South African Ambassador to Thailand
- In office January 2008 – February 2012

Chief Whip of the Opposition
- In office June 1999 – May 2007
- Deputy: Mike Ellis
- Leader: Tony Leon
- Preceded by: Gert Oosthuizen
- Succeeded by: Ian Davidson

Chairperson of the Democratic Party Federal Council
- In office 1997–2000
- Preceded by: Dave Gant
- Succeeded by: James Selfe

Member of the National Assembly of South Africa
- In office 1994 – 15 January 2008

Member of Parliament for Yeoville
- In office 1991–1994
- Preceded by: Harry Schwarz
- Succeeded by: constituency abolished

Personal details
- Born: Douglas Harvey Monro Gibson 8 August 1942 Union of South Africa
- Died: 9 May 2025 (aged 82) South Africa
- Party: Democratic Alliance (2000–2025)
- Other political affiliations: Several, including Democratic Party (1989–2002)
- Spouse: Pamela Gibson

= Douglas Gibson (politician) =

South African attorney, politician and diplomat (1942–2025)

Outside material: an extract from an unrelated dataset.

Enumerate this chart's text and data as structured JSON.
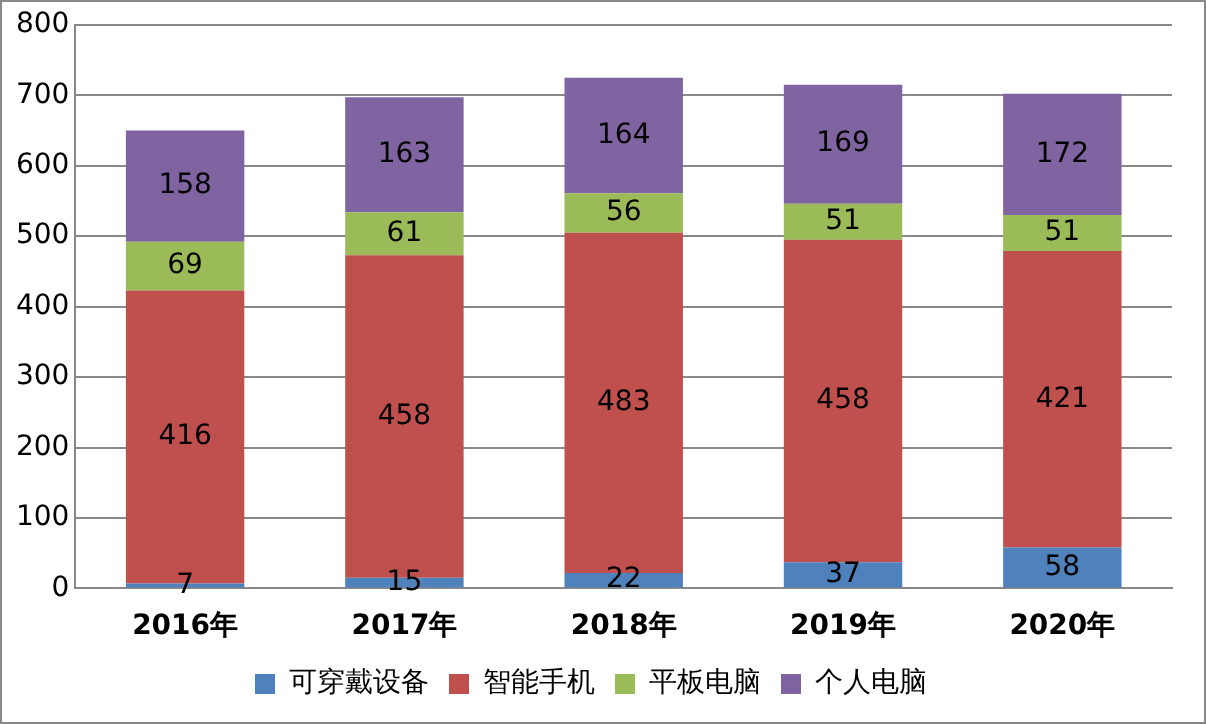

Douglas Harvey Monro Gibson (8 August 1942 – 9 May 2025) was a South African lawyer, politician and diplomat who served as South Africa's ambassador to Thailand between 2008 and 2012. Previously, he had served as chief whip of the opposition from 1999 to 2007, as chairperson of the federal council of the Democratic Party between 1997 and 2000, and as a Member of the National Assembly of South Africa between 1994 and 2008.

==Career==
Gibson was born on 8 August 1942. He qualified as a lawyer by profession. In 1970 Gibson was elected to the Transvaal Provincial Council for the Benoni Constituency as a member of the United Party. He went on to serve in the provincial council for sixteen years. He was also a town councillor in Benoni between 1972 and 1977.

In 1975, Gibson was a member of the delegation which concluded the merger between the Reform Party (led by Harry Schwarz) and the Progressive Party (led by Colin Eglin) to form the Progressive Reform Party, and he was a member of its successor parties ever afterwards. In 1991, he was elected as the Member of Parliament for the Yeoville constituency as a member of the Democratic Party (DP). Gibson was also the leader of the DP in Gauteng. During the Congress of a Democratic South Africa (CODESA) talks, Gibson served on the committee that handled South Africa's diplomatic corps.

Gibson became a member of South Africa's first democratically elected parliament in 1994 as one of seven DP members in the National Assembly. He was appointed chief whip of the DP caucus and spokesperson for Safety, Security and Justice. In 1997, he was elected chair of the DP's Federal Council, succeeding Dave Gant.

Gibson became Chief Whip of the Opposition following the 1999 general election, in which the DP replaced the New National Party as the official opposition to the African National Congress. When parliament reconvened for the first time after the election, he nominated fellow DP MP Dene Smuts for Deputy Speaker. Smuts lost to the ANC's candidate, Baleka Mbete. In 2000, the Democratic Alliance was formed out of a merger of the DP and NNP. James Selfe was then elected to lead the Democratic Alliance Federal Council.

Gibson continued to serve as chief whip until 2007, when Tony Leon stepped down as DA leader and Sandra Botha was elected to succeed him. Ian Davidson was appointed to serve as chief whip. Gibson was then appointed South Africa's ambassador to Thailand. He officially became ambassador in January 2008 and resigned his seat in the National Assembly. In February 2012, his term as ambassador ended and he returned to South Africa.

==Post-political career==
In retirement, Gibson remained active in the DA and public discourse. In April 2017, he said that former DA leader Helen Zille was "past her shelf life" and urged her to retire after then-DA leader Mmusi Maimane announced that disciplinary proceedings would be taken against her for her controversial tweets on colonialism.

In June 2024, Gibson wrote an opinion piece, in which he announced his support for the DA and other parties forming a coalition government with the ANC after the latter lost its parliamentary majority in the general elections held the previous month.

==Death==
Gibson died on 9 May 2025, at the age of 82. DA leader John Steenhuisen released a statement in which he paid tribute to Gibson.